Auf Einladung von Kanzlerin Angela Merkel nimmt Präsidententochter Ivanka Trump ab heute am W20-Treffen in Berlin teil, dem Frauengipfel der G20. Ivanka Trumps erste offizielle Auslandsreise als Präsidentenberaterin führt sie also zu Merkel. 

Es war eine von vielen besonderen Szenen des denkwürdigen Antrittsbesuchs Merkels bei US-Präsident Donald Trump im März: Bei einem Treffen mit Wirtschaftsvertretern saß die 35-jährige Trump-Tochter Ivanka neben der Kanzlerin - ohne offizielle Funktion. Heute werden beide Frauen in Berlin wieder aufeinandertreffen - mittlerweile ist die "First Daughter" auch offiziell Beraterin des Präsidenten.

Beim "Women20 Summit" nimmt die Jungunternehmerin an einer Podiumsdiskussion zum Thema "Stärkung von Frauen in der Wirtschaft" teil. Das W20-Treffen findet am 25. und 26. April im Rahmen der deutschen G20-Präsidentschaft statt. Ziel der Veranstaltung ist es, Frauen in eine bessere wirtschaftliche Lage zu versetzen und ihnen mehr Chancen auf dem Arbeitsmarkt zu verschaffen.

"Ivanka hat Einfluss auf ihren Vater - zum Beispiel im Wahlkampf, in dem sie als mäßigende Stimme gesehen wurde."
Boris Vormann, Politikwissenschaftler vom John-F.-Kennedy-Institut der FU Berlin

Der Schachzug von Angela Merkel, mit Ivanka Trump eine Person zum W20-Gipfel einzuladen, die Einfluss auf den US-Präsidenten hat, sei "diplomatisch clever", sagt Boris Vormann, Politikwissenschaftler vom John-F.-Kennedy-Institut der FU Berlin. 

"Diplomatisch clever"

Die Frage, wie groß dieser Einfluss ist, stelle man sich ja überhaupt erst, weil man nicht genau wisse, wie Trump überhaupt agieren möchte. Seine Strategien seien in vielen Politikfeldern nicht klar - er habe bisher keine langfristigen Strategien kundgetan.

"Donald Trump ist ein Fixstern, der sich um sich selbst dreht. Seine Position ändert sich oft."
Boris Vormann, Politikwissenschaftler

Dabei verwickele sich der Präsident in viele Widersprüche - auch wenn er selbst keine Widersprüche von anderen dulde. Trump habe sich viele unterschiedliche Kräfte ins Boot geholt - Ultrarechts, republikanisches Establishment und die Familie um ihn herum, die versuche, zu vermitteln.

Mehrere Lager

Oft scheine ihm nahegelegt zu werden, hart durchzugreifen - eine Eigenschaft, die er sich wohl auch über die Jahrzehnte in seinem Business angeeignet habe.

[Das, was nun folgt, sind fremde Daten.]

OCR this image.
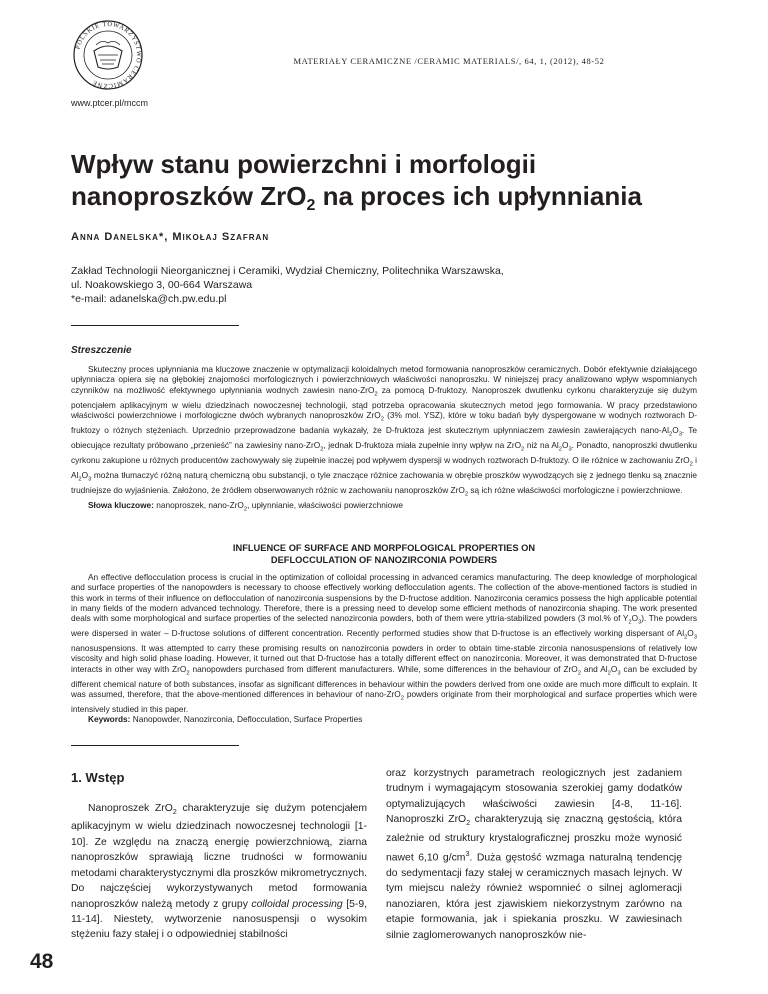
POLSKIE TOWARZYSTWO CERAMICZNE
www.ptcer.pl/mccm
MATERIAŁY CERAMICZNE /CERAMIC MATERIALS/, 64, 1, (2012), 48-52
Wpływ stanu powierzchni i morfologii
nanoproszków ZrO$_2$ na proces ich upłynniania
Anna Danelska*, Mikołaj Szafran
Zakład Technologii Nieorganicznej i Ceramiki, Wydział Chemiczny, Politechnika Warszawska,
ul. Noakowskiego 3, 00-664 Warszawa
*e-mail: adanelska@ch.pw.edu.pl
Streszczenie

Skuteczny proces upłynniania ma kluczowe znaczenie w optymalizacji koloidalnych metod formowania nanoproszków ceramicznych. Dobór efektywnie działającego upłynniacza opiera się na głębokiej znajomości morfologicznych i powierzchniowych właściwości nanoproszku. W niniejszej pracy analizowano wpływ wspomnianych czynników na możliwość efektywnego upłynniania wodnych zawiesin nano-ZrO$_2$ za pomocą D-fruktozy. Nanoproszek dwutlenku cyrkonu charakteryzuje się dużym potencjałem aplikacyjnym w wielu dziedzinach nowoczesnej technologii, stąd potrzeba opracowania skutecznych metod jego formowania. W pracy przedstawiono właściwości powierzchniowe i morfologiczne dwóch wybranych nanoproszków ZrO$_2$ (3% mol. YSZ), które w toku badań były dyspergowane w wodnych roztworach D-fruktozy o różnych stężeniach. Uprzednio przeprowadzone badania wykazały, że D-fruktoza jest skutecznym upłynniaczem zawiesin zawierających nano-$Al_2O_3$. Te obiecujące rezultaty próbowano „przenieść” na zawiesiny nano-ZrO$_2$, jednak D-fruktoza miała zupełnie inny wpływ na ZrO$_2$ niż na $Al_2O_3$. Ponadto, nanoproszki dwutlenku cyrkonu zakupione u różnych producentów zachowywały się zupełnie inaczej pod wpływem dyspersji w wodnych roztworach D-fruktozy. O ile różnice w zachowaniu ZrO$_2$ i $Al_2O_3$ można tłumaczyć różną naturą chemiczną obu substancji, o tyle znaczące różnice zachowania w obrębie proszków wywodzących się z jednego tlenku są znacznie trudniejsze do wyjaśnienia. Założono, że źródłem obserwowanych różnic w zachowaniu nanoproszków ZrO$_2$ są ich różne właściwości morfologiczne i powierzchniowe.

Słowa kluczowe: nanoproszek, nano-ZrO$_2$, upłynnianie, właściwości powierzchniowe

INFLUENCE OF SURFACE AND MORPFOLOGICAL PROPERTIES ON
DEFLOCCULATION OF NANOZIRCONIA POWDERS

An effective deflocculation process is crucial in the optimization of colloidal processing in advanced ceramics manufacturing. The deep knowledge of morphological and surface properties of the nanopowders is necessary to choose effectively working deflocculation agents. The collection of the above-mentioned factors is studied in this work in terms of their influence on deflocculation of nanozirconia suspensions by the D-fructose addition. Nanozirconia ceramics possess the high applicable potential in many fields of the modern advanced technology. Therefore, there is a pressing need to develop some efficient methods of nanozirconia shaping. The work presented deals with some morphological and surface properties of the selected nanozirconia powders, both of them were yttria-stabilized powders (3 mol.% of $Y_2O_3$). The powders were dispersed in water – D-fructose solutions of different concentration. Recently performed studies show that D-fructose is an effectively working dispersant of $Al_2O_3$ nanosuspensions. It was attempted to carry these promising results on nanozirconia powders in order to obtain time-stable zirconia nanosuspensions of relatively low viscosity and high solid phase loading. However, it turned out that D-fructose has a totally different effect on nanozirconia. Moreover, it was demonstrated that D-fructose interacts in other way with ZrO$_2$ nanopowders purchased from different manufacturers. While, some differences in the behaviour of ZrO$_2$ and $Al_2O_3$ can be excluded by different chemical nature of both substances, insofar as significant differences in behaviour within the powders derived from one oxide are much more difficult to explain. It was assumed, therefore, that the above-mentioned differences in behaviour of nano-ZrO$_2$ powders originate from their morphological and surface properties which were intensively studied in this paper.

Keywords: Nanopowder, Nanozirconia, Deflocculation, Surface Properties

1. Wstęp

Nanoproszek ZrO$_2$ charakteryzuje się dużym potencjałem aplikacyjnym w wielu dziedzinach nowoczesnej technologii [1-10]. Ze względu na znaczą energię powierzchniową, ziarna nanoproszków sprawiają liczne trudności w formowaniu metodami charakterystycznymi dla proszków mikrometrycznych. Do najczęściej wykorzystywanych metod formowania nanoproszków należą metody z grupy colloidal processing [5-9, 11-14]. Niestety, wytworzenie nanosuspensji o wysokim stężeniu fazy stałej i o odpowiedniej stabilności

oraz korzystnych parametrach reologicznych jest zadaniem trudnym i wymagającym stosowania szerokiej gamy dodatków optymalizujących właściwości zawiesin [4-8, 11-16]. Nanoproszki ZrO$_2$ charakteryzują się znaczną gęstością, która zależnie od struktury krystalograficznej proszku może wynosić nawet 6,10 $g/cm^3$. Duża gęstość wzmaga naturalną tendencję do sedymentacji fazy stałej w ceramicznych masach lejnych. W tym miejscu należy również wspomnieć o silnej aglomeracji nanoziaren, która jest zjawiskiem niekorzystnym zarówno na etapie formowania, jak i spiekania proszku. W zawiesinach silnie zaglomerowanych nanoproszków nie-

48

"Es scheint, dass Ivanka Trump für das Subtilere und Nuanciertere zuständig ist."
Boris Vormann, Politikwissenschaftler

Trump sei kein Berufspolitiker. Er sei es gewohnt, zu delegieren, von oben zu bestimmen und Ansagen zu machen. Die Art und Weise, wie er das Weiße Haus eingerichtet hat, zeuge zudem von einer Art "absolutistischem Dünkel" á la Ludwig XIV. in Versailles.

"Mit diesem Politikstil eckt man an in einer Demokratie. Das hat Ivanka besser verstanden als ihr Vater."
Boris Vormann, Politikwissenschaftler

Ivanka war vor allem als Geschäftsfrau tätig. Was die Frauenbewegung angeht, habe sie nicht sehr viel vorzuweisen. Im Wahlkampf habe sie allerdings immerhin viele familienpolitische Themen, etwa den Mutterschutz, nach vorne gestellt.